Catriona Stevens
Australia
Researching Sociology of Migration Affiliated ECU Appointed 2020
Cat is a Research Fellow with the Social Ageing (SAGE) Futures Lab in the ECU School of Arts and Humanities. She has expertise in the sociology and anthropology of migration, ageing, aged care and care workforce issues, and in Chinese Studies. Her current research, funded by the Forrest Research Foundation, addresses some critical challenges faced by the Australian aged care sector. This project focuses on workforce issues, which requires forging new pathways of knowledge, in particular the pressing need for comprehensive understanding of the experiences and perspectives of the workers themselves, especially those from migrant backgrounds.
This work builds on her expertise in labour migration and migration policy. Her PhD in Anthropology and Sociology, completed at UWA in 2020, is an ethnography of recent trade-skilled migration from China to Perth titled Unlikely settlers in exceptional times that explores how social class shapes opportunities, choices, and trajectories through the migration process. In 2021 this dissertation received the Jean Martin Award from The Australian Sociological Association (TASA) and was also awarded runner up in the Chinese Studies Association of Australian Best PhD Thesis Prize.

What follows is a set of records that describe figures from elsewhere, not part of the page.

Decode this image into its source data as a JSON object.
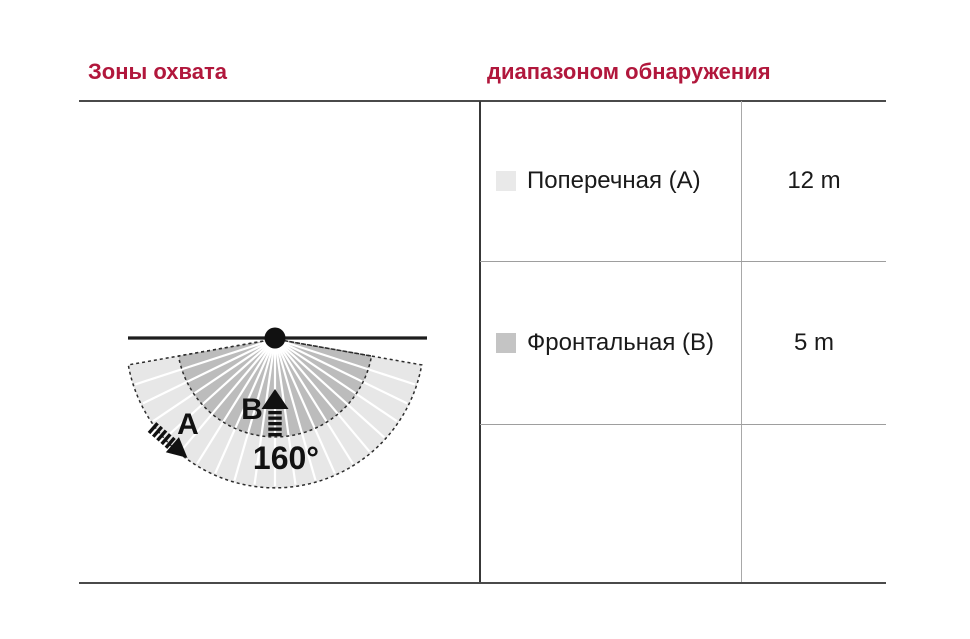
{
  "colors": {
    "accent": "#b1173c",
    "text": "#1a1a1a",
    "rule_dark": "#4a4a4a",
    "rule_light": "#9e9e9e",
    "zone_a_fill": "#e7e7e7",
    "zone_b_fill": "#bcbcbc"
  },
  "headers": {
    "left": "Зоны охвата",
    "right": "диапазоном обнаружения"
  },
  "table": {
    "rows": [
      {
        "swatch_color": "#e9e9e9",
        "label": "Поперечная (A)",
        "value": "12 m"
      },
      {
        "swatch_color": "#c4c4c4",
        "label": "Фронтальная (B)",
        "value": "5 m"
      }
    ]
  },
  "diagram": {
    "angle_label": "160°",
    "zone_a_letter": "A",
    "zone_b_letter": "B"
  }
}
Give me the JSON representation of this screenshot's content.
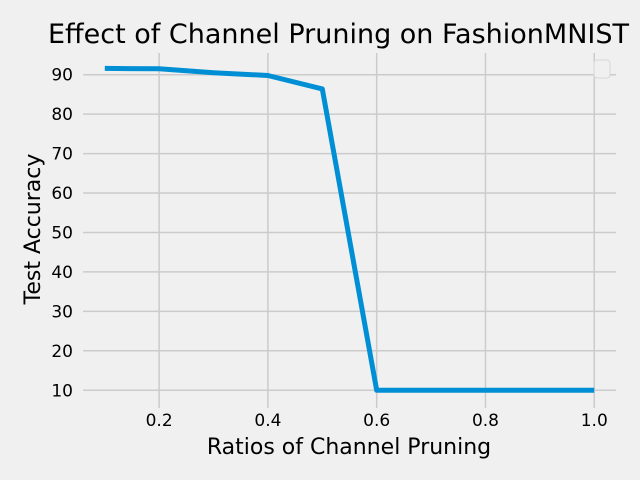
{
  "chart_data": {
    "type": "line",
    "title": "Effect of Channel Pruning on FashionMNIST",
    "xlabel": "Ratios of Channel Pruning",
    "ylabel": "Test Accuracy",
    "xlim": [
      0.06,
      1.04
    ],
    "ylim": [
      5.5,
      95.5
    ],
    "xticks": [
      0.2,
      0.4,
      0.6,
      0.8,
      1.0
    ],
    "xtick_labels": [
      "0.2",
      "0.4",
      "0.6",
      "0.8",
      "1.0"
    ],
    "yticks": [
      10,
      20,
      30,
      40,
      50,
      60,
      70,
      80,
      90
    ],
    "ytick_labels": [
      "10",
      "20",
      "30",
      "40",
      "50",
      "60",
      "70",
      "80",
      "90"
    ],
    "grid": true,
    "legend": "upper-right (empty)",
    "series": [
      {
        "color": "#008fd5",
        "x": [
          0.1,
          0.2,
          0.3,
          0.4,
          0.5,
          0.6,
          0.7,
          0.8,
          0.9,
          1.0
        ],
        "y": [
          91.6,
          91.5,
          90.5,
          89.8,
          86.4,
          10.0,
          10.0,
          10.0,
          10.0,
          10.0
        ]
      }
    ]
  }
}
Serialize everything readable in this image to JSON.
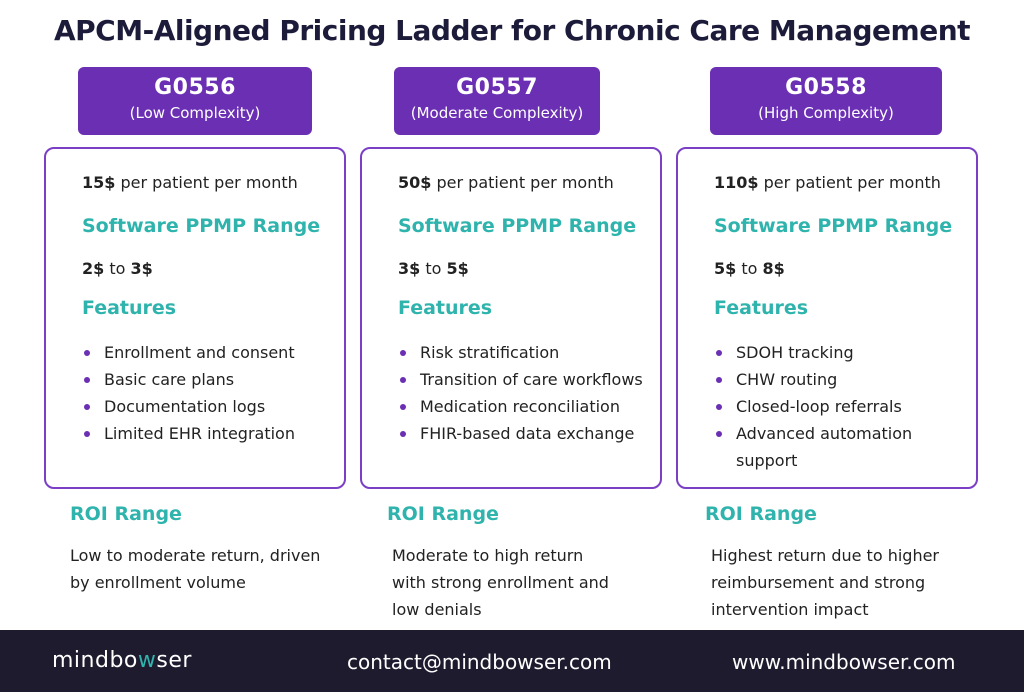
{
  "title": "APCM-Aligned Pricing Ladder for Chronic Care Management",
  "tiers": [
    {
      "code": "G0556",
      "complexity": "(Low Complexity)",
      "price_amount": "15$",
      "price_suffix": " per patient per month",
      "ppmp_heading": "Software PPMP Range",
      "range_low": "2$",
      "range_sep": " to ",
      "range_high": "3$",
      "features_heading": "Features",
      "features": [
        "Enrollment and consent",
        "Basic care plans",
        "Documentation logs",
        "Limited EHR integration"
      ],
      "roi_heading": "ROI Range",
      "roi_text": "Low to moderate return, driven by enrollment volume"
    },
    {
      "code": "G0557",
      "complexity": "(Moderate Complexity)",
      "price_amount": "50$",
      "price_suffix": " per patient per month",
      "ppmp_heading": "Software PPMP Range",
      "range_low": "3$",
      "range_sep": " to ",
      "range_high": "5$",
      "features_heading": "Features",
      "features": [
        "Risk stratification",
        "Transition of care workflows",
        "Medication reconciliation",
        "FHIR-based data exchange"
      ],
      "roi_heading": "ROI Range",
      "roi_text": "Moderate to high return with strong enrollment and low denials"
    },
    {
      "code": "G0558",
      "complexity": "(High Complexity)",
      "price_amount": "110$",
      "price_suffix": " per patient per month",
      "ppmp_heading": "Software PPMP Range",
      "range_low": "5$",
      "range_sep": " to ",
      "range_high": "8$",
      "features_heading": "Features",
      "features": [
        "SDOH tracking",
        "CHW routing",
        "Closed-loop referrals",
        "Advanced automation support"
      ],
      "roi_heading": "ROI Range",
      "roi_text": "Highest return due to higher reimbursement and strong intervention impact"
    }
  ],
  "footer": {
    "logo_start": "mindbo",
    "logo_accent": "w",
    "logo_end": "ser",
    "email": "contact@mindbowser.com",
    "website": "www.mindbowser.com"
  },
  "colors": {
    "purple": "#6b2fb3",
    "teal": "#2fb3ad",
    "footer_bg": "#1e1b2e"
  }
}
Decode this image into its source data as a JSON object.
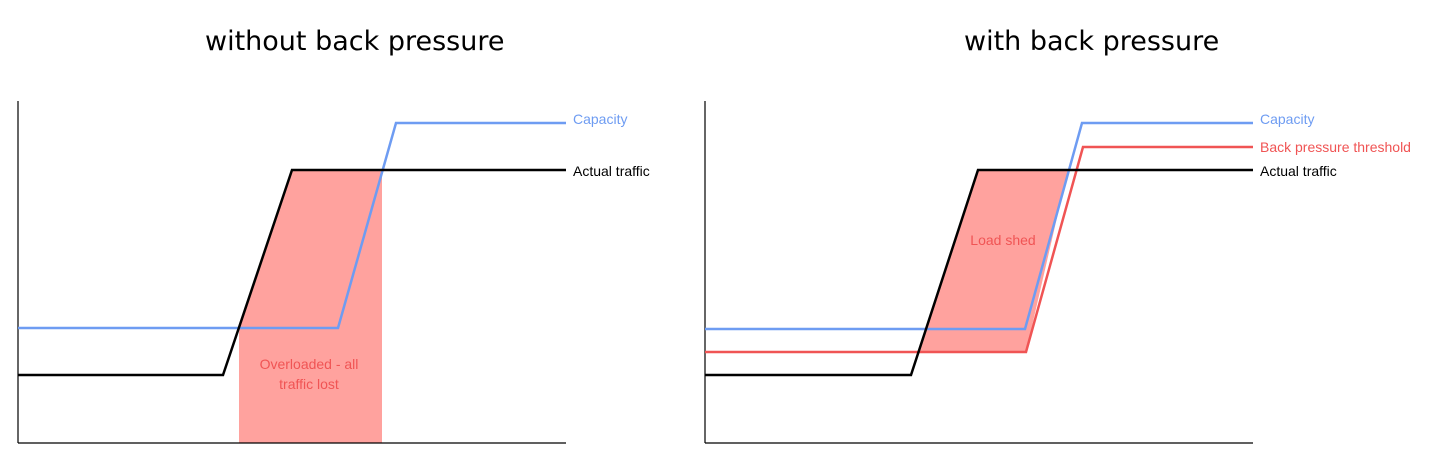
{
  "panels": [
    {
      "title": "without back pressure",
      "lines": [
        {
          "label": "Capacity",
          "color": "#6e9cf2"
        },
        {
          "label": "Actual traffic",
          "color": "#000000"
        }
      ],
      "region_label_lines": [
        "Overloaded - all",
        "traffic lost"
      ],
      "region_color": "#ffa29e",
      "region_text_color": "#f05454"
    },
    {
      "title": "with back pressure",
      "lines": [
        {
          "label": "Capacity",
          "color": "#6e9cf2"
        },
        {
          "label": "Back pressure threshold",
          "color": "#f05454"
        },
        {
          "label": "Actual traffic",
          "color": "#000000"
        }
      ],
      "region_label_lines": [
        "Load shed"
      ],
      "region_color": "#ffa29e",
      "region_text_color": "#f05454"
    }
  ]
}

Cat’s other research interests include transnational ageing and caregiving, and abuse of the older person. Her interest in transnational caregiving arose when working on the ARC Discovery Ageing, and New Media led by Baldassar and Wilding (Latrobe), responsible for the China-born sample. Cat currently collaborates on the Decentering Migration Knowledge (DEMIKNOW) project, which brings together four research entities in Canada, India, China and Australia, to create new knowledge about migration scholars from the Global South and North. DEMIKNOW research compares family migration decision making in these four contexts with a focus in Australian on transnational grandparenting. In 2020-22 Cat led research funded by the WA Department of Communities into responses to the abuse of older people in Western Australia. She a CI on the No More Shame project led by Professor Bianca Brijnath at the National Ageing Research Institute (NARI). This NHMRC-funded study aims to remove stigmas and improve the recognition of, and response to, elder abuse by health providers. that will trial an elder abuse screening instrument in 2023-25.
She is active in supporting the work of the newly established ECU TRACS Migration Research Network, and the WA Migration and Mobilities Update conference. In 2017 Cat co-convened TASA national conference titled ‘Belonging in a Mobile World, and she is currently the TASA Migration, Ethnicity and Migration Thematic Group co-convenor (2021-23).